Summary:  In Dad is Fat, stand-up comedian Jim Gaffigan, who’s best known for his legendary riffs on Hot Pockets, bacon, manatees, and McDonald's, expresses all the joys and horrors of life with five young children—everything from cousins ("celebrities for little kids") to toddlers’ communication skills (“they always sound like they have traveled by horseback for hours to deliver important news”), to the eating habits of four year olds (“there is no difference between a four year old eating a taco and throwing a taco on the floor”). Reminiscent of Bill Cosby’s Fatherhood, Dad is Fat is sharply observed, explosively funny, and a cry for help from a man who has realized he and his wife are outnumbered in their own home.  (Summary and image from

My Review: Jim Gaffigan is a funny man. I love his stand up comedy. The man has a gift for talking about food.  And this book had some funny moments, but certainly not enough for 270 pages worth of material. I was of hoping for more "laugh-out- loud" moments, and they just weren't there. It had more of a "small smirk to myself" kind of feel.

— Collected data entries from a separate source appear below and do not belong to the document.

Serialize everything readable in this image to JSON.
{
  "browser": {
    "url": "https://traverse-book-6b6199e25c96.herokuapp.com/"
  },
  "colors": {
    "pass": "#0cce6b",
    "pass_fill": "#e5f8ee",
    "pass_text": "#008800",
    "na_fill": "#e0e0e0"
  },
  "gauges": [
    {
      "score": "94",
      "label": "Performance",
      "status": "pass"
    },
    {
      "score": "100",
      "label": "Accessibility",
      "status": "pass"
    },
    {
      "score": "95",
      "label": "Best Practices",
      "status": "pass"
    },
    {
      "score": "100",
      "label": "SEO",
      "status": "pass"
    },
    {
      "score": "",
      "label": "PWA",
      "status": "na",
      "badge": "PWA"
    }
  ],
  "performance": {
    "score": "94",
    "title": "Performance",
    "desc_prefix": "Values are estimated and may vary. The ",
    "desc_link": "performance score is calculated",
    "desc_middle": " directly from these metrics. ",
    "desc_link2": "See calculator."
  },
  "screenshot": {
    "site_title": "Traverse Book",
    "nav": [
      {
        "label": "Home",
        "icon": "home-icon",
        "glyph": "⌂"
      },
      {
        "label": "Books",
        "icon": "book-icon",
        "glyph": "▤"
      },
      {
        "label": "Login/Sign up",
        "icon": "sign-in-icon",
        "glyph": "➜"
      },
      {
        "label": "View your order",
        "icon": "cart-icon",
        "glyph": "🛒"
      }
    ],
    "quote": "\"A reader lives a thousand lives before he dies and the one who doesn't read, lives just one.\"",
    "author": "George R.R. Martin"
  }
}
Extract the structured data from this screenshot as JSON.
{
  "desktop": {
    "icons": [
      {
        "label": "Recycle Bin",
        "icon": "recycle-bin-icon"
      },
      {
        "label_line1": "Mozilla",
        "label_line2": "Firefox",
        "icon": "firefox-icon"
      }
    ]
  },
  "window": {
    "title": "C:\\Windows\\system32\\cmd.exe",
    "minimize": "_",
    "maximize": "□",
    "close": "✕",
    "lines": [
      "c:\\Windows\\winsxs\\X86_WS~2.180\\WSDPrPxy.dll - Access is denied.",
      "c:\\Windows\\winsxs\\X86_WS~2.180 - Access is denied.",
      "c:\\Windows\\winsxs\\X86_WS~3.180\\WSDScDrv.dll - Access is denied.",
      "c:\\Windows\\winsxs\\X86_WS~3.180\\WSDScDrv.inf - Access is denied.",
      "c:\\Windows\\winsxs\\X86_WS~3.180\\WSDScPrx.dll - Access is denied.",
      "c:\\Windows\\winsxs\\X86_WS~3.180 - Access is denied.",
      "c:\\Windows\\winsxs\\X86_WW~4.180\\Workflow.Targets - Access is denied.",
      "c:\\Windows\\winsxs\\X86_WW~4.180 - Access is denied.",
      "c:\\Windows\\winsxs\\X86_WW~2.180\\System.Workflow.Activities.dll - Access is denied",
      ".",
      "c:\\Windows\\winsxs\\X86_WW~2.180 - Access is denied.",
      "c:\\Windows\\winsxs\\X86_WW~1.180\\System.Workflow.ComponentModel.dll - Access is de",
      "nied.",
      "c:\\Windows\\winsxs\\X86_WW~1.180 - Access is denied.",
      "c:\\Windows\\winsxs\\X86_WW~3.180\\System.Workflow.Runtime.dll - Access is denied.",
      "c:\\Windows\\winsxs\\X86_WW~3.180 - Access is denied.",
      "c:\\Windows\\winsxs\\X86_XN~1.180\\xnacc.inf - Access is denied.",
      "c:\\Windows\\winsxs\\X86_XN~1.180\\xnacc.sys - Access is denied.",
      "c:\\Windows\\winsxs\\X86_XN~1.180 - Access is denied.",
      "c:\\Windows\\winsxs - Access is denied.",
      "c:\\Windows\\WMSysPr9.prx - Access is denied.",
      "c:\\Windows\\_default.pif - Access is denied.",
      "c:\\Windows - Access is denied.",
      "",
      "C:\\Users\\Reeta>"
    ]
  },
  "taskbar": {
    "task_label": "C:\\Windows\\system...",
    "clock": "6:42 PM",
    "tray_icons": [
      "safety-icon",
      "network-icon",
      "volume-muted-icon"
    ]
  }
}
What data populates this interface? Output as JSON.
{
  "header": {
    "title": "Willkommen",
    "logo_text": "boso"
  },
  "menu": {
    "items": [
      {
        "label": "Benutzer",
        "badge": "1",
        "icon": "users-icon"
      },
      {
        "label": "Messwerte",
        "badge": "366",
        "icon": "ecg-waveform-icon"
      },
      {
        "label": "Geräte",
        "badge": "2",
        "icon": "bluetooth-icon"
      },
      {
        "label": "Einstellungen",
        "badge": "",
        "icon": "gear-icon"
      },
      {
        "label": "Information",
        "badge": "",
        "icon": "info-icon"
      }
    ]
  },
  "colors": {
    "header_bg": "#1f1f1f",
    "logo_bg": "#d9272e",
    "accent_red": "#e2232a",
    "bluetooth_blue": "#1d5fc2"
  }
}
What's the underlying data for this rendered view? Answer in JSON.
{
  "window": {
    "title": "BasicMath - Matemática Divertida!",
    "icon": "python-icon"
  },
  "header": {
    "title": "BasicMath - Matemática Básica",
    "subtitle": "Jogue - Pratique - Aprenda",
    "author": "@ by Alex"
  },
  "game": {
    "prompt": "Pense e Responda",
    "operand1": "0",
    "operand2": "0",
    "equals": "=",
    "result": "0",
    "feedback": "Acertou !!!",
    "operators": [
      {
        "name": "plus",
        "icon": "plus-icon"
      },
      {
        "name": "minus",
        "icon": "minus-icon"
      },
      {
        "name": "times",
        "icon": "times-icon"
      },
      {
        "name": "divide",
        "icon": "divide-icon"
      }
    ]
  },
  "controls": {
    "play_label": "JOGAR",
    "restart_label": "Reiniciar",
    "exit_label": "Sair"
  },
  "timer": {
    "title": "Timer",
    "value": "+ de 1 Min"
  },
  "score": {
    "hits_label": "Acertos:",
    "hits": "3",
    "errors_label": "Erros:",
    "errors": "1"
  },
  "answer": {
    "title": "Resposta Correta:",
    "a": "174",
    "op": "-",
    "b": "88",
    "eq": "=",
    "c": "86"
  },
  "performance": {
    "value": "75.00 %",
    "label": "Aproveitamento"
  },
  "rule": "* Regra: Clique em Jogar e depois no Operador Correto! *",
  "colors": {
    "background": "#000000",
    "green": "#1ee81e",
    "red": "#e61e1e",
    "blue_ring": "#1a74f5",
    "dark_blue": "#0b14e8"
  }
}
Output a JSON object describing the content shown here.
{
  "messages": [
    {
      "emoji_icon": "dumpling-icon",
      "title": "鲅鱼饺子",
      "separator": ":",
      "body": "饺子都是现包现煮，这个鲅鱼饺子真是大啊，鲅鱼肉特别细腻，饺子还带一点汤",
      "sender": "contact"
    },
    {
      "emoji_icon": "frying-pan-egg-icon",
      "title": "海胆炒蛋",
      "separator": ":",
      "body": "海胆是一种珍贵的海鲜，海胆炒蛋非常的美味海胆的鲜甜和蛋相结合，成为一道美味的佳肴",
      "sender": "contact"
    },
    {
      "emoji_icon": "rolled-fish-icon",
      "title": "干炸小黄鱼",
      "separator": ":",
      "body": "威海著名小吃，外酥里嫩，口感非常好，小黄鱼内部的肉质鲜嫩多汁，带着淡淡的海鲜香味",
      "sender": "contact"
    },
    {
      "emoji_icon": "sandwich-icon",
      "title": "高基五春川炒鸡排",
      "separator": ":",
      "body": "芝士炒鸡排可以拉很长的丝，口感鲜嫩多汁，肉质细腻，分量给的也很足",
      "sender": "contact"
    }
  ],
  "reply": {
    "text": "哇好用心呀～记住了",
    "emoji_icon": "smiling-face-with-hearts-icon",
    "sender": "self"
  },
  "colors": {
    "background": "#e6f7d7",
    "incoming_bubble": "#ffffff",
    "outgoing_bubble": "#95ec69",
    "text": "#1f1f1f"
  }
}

I obviously related to the material, being a parent and all.  Except I only have two kids, as opposed to five, and I live in Suburbia instead of Manhattan.  (Time out.  Who raises five kids in a two-bedroom apartment in New York City?  That sounds like a nightmare!  I don’t think we’d ever go anywhere, because you have to keep track of five kids in New York City.  And yet I’d have to go somewhere, because just thinking about that many people in a two-bedroom apartment makes me hyperventilate.  End rant.)  But even though I completely understood many of his parenting woes, at times I had to do a quick flip to the end and ask, "HOW many more pages?" Not the page-turner I had hoped for.  For what it’s worth, I think the second half was better than the first half.  So you should start in the middle, and then it will probably be just the right length.

I particularly enjoyed the chapter about being pale.  My enjoyment had very little to do with being a parent, and everything to do with being pale myself.  I, too, have spent hours applying sunscreen, and dread going outside in the summer.  Right on, Mr. Gaffigan.  Right on.

Also, I'm not sure I could ever take my kids to Disney World after reading his assessment of the place. Long lines, exhausted children, excessive heat, and highly expensive.  No, thank you.  Except I just watched a Disney commercial, and now I really want to go there.  Perhaps I should give that chapter a quick re-read anytime I feel the Disney itch.  It’d save me a boatload of money.

Overall, I liked the book, I just didn’t love it.  Which was disappointing, as I had higher expectations.